The Sinclair ZX81 for me was the start of what I do now. Early eighties computing involved a membrane keyboard, just about enough memory to write something functional before spilling into screen RAM - with games you could stop while loading and look through, and possibly even re write yourself (seriously - 1K RAM, 8K ROM, think about that). It was a world of old humming black and white TV sets for me, with fizzing resolution, and a long pause when you pressed New Line. It was a beginning. My beginning with this fascination that still plagues me.

Looking back now with the wisdom of a few years under my belt, this was the right book to come with the small black hot cheese wedge. Unlike the Sinclair Spectrum Manual (in a less fetching Orange, but in a similar graphical theme) it tackled important things, and didn't go with the easy win of games. Here you had tackled issues such as how DIMensions (flat arrays) are actually stored, the limitations of strong typing and how things are stored - sign and mantissa, nuts and bolts, and practical maths like how to plot points around a circle using Cosign... and a rather heavily thumbed page with pencil scribblings of a small boy charting the screen as its extensive 63x43 pixel points or 41x21 rows and columns.

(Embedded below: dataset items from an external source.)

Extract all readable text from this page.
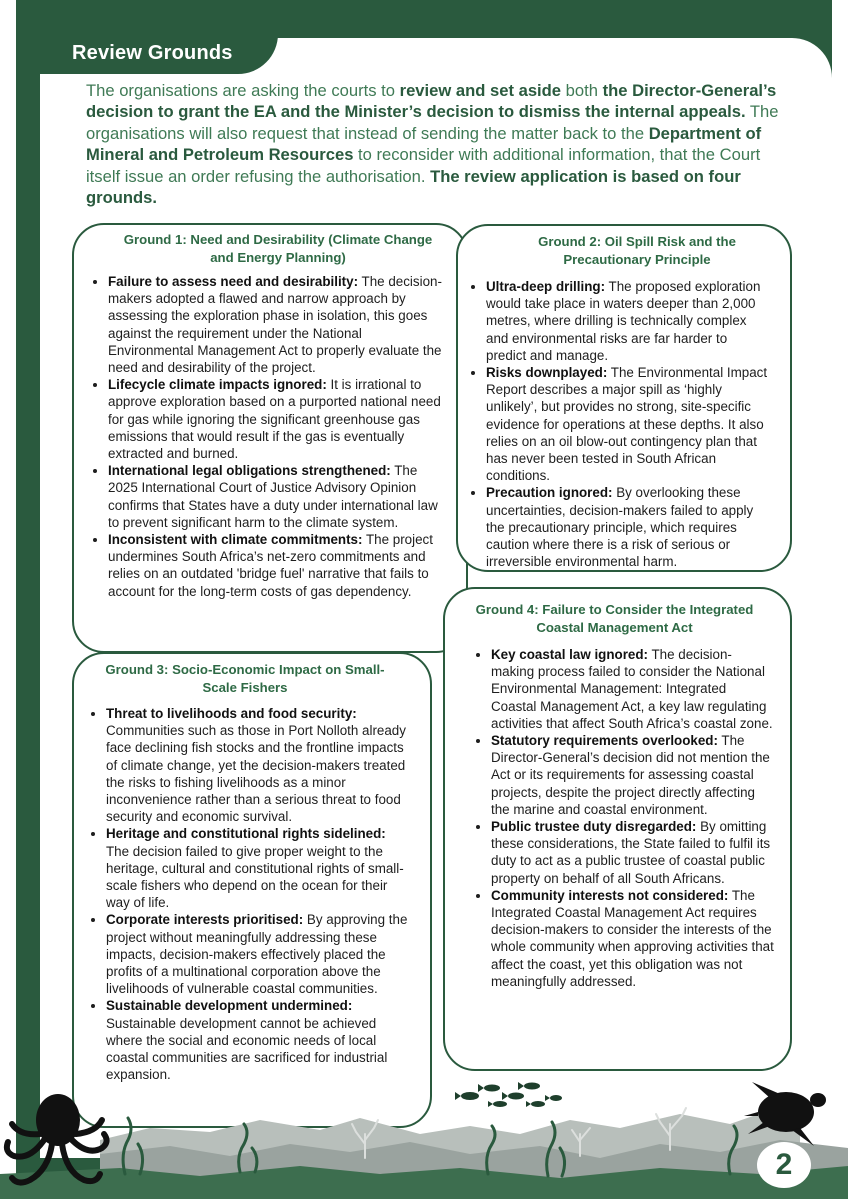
Review Grounds

The organisations are asking the courts to review and set aside both the Director-General’s decision to grant the EA and the Minister’s decision to dismiss the internal appeals. The organisations will also request that instead of sending the matter back to the Department of Mineral and Petroleum Resources to reconsider with additional information, that the Court itself issue an order refusing the authorisation. The review application is based on four grounds.

Ground 1: Need and Desirability (Climate Change and Energy Planning)
• Failure to assess need and desirability: The decision-makers adopted a flawed and narrow approach by assessing the exploration phase in isolation, this goes against the requirement under the National Environmental Management Act to properly evaluate the need and desirability of the project.
• Lifecycle climate impacts ignored: It is irrational to approve exploration based on a purported national need for gas while ignoring the significant greenhouse gas emissions that would result if the gas is eventually extracted and burned.
• International legal obligations strengthened: The 2025 International Court of Justice Advisory Opinion confirms that States have a duty under international law to prevent significant harm to the climate system.
• Inconsistent with climate commitments: The project undermines South Africa’s net-zero commitments and relies on an outdated 'bridge fuel' narrative that fails to account for the long-term costs of gas dependency.
Ground 2: Oil Spill Risk and the Precautionary Principle
• Ultra-deep drilling: The proposed exploration would take place in waters deeper than 2,000 metres, where drilling is technically complex and environmental risks are far harder to predict and manage.
• Risks downplayed: The Environmental Impact Report describes a major spill as ‘highly unlikely’, but provides no strong, site-specific evidence for operations at these depths. It also relies on an oil blow-out contingency plan that has never been tested in South African conditions.
• Precaution ignored: By overlooking these uncertainties, decision-makers failed to apply the precautionary principle, which requires caution where there is a risk of serious or irreversible environmental harm.
Ground 3: Socio-Economic Impact on Small-Scale Fishers
• Threat to livelihoods and food security: Communities such as those in Port Nolloth already face declining fish stocks and the frontline impacts of climate change, yet the decision-makers treated the risks to fishing livelihoods as a minor inconvenience rather than a serious threat to food security and economic survival.
• Heritage and constitutional rights sidelined: The decision failed to give proper weight to the heritage, cultural and constitutional rights of small-scale fishers who depend on the ocean for their way of life.
• Corporate interests prioritised: By approving the project without meaningfully addressing these impacts, decision-makers effectively placed the profits of a multinational corporation above the livelihoods of vulnerable coastal communities.
• Sustainable development undermined: Sustainable development cannot be achieved where the social and economic needs of local coastal communities are sacrificed for industrial expansion.
Ground 4: Failure to Consider the Integrated Coastal Management Act
• Key coastal law ignored: The decision-making process failed to consider the National Environmental Management: Integrated Coastal Management Act, a key law regulating activities that affect South Africa’s coastal zone.
• Statutory requirements overlooked: The Director-General’s decision did not mention the Act or its requirements for assessing coastal projects, despite the project directly affecting the marine and coastal environment.
• Public trustee duty disregarded: By omitting these considerations, the State failed to fulfil its duty to act as a public trustee of coastal public property on behalf of all South Africans.
• Community interests not considered: The Integrated Coastal Management Act requires decision-makers to consider the interests of the whole community when approving activities that affect the coast, yet this obligation was not meaningfully addressed.
2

The instruction manual is one of a military or utilitarian feel... it instructs - and thus I learnt, slowly, quietly to the buzz of the ancient giant, smelly, glowing back television set after a day at the brain factory... Primary School.

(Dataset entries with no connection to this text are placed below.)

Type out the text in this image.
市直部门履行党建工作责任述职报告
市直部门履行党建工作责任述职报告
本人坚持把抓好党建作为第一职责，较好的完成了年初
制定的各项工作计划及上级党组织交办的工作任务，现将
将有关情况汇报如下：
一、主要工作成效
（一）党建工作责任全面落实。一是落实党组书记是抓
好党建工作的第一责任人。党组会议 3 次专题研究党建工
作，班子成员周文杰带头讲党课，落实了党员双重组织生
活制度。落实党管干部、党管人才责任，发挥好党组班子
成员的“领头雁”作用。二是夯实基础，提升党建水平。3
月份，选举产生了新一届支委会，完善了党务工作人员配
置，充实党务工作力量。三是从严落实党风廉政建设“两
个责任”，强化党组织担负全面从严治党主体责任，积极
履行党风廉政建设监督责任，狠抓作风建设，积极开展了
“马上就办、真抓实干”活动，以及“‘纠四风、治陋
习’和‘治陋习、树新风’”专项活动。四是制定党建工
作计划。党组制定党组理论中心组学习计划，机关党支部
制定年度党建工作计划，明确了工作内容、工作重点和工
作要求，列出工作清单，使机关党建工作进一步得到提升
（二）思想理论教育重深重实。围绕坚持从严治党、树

Here is a short extract from Chapter 21 to give you an idea of how it read:

To make sure this happens, the string that is being assigned to is cut off on the right if it is too long, or filled out with spaces and cut if it is too short - this is called Procrustean assignment after the inn-keeper Procrustes who used to make sure that his guests fitted the bed by either stretching them out on a rack or cutting their feet off.

If you now try:

LET A$()="COR BLIMEY"
&
PRINT A$;"."

... so very fine, so very very me.

If you fancy a little peruse with the proviso you are at primary school, and computers, well Pong Consoles where pretty much incredible things of wonder... you can check it out online 'Sinclair ZX81 BASIC programming'.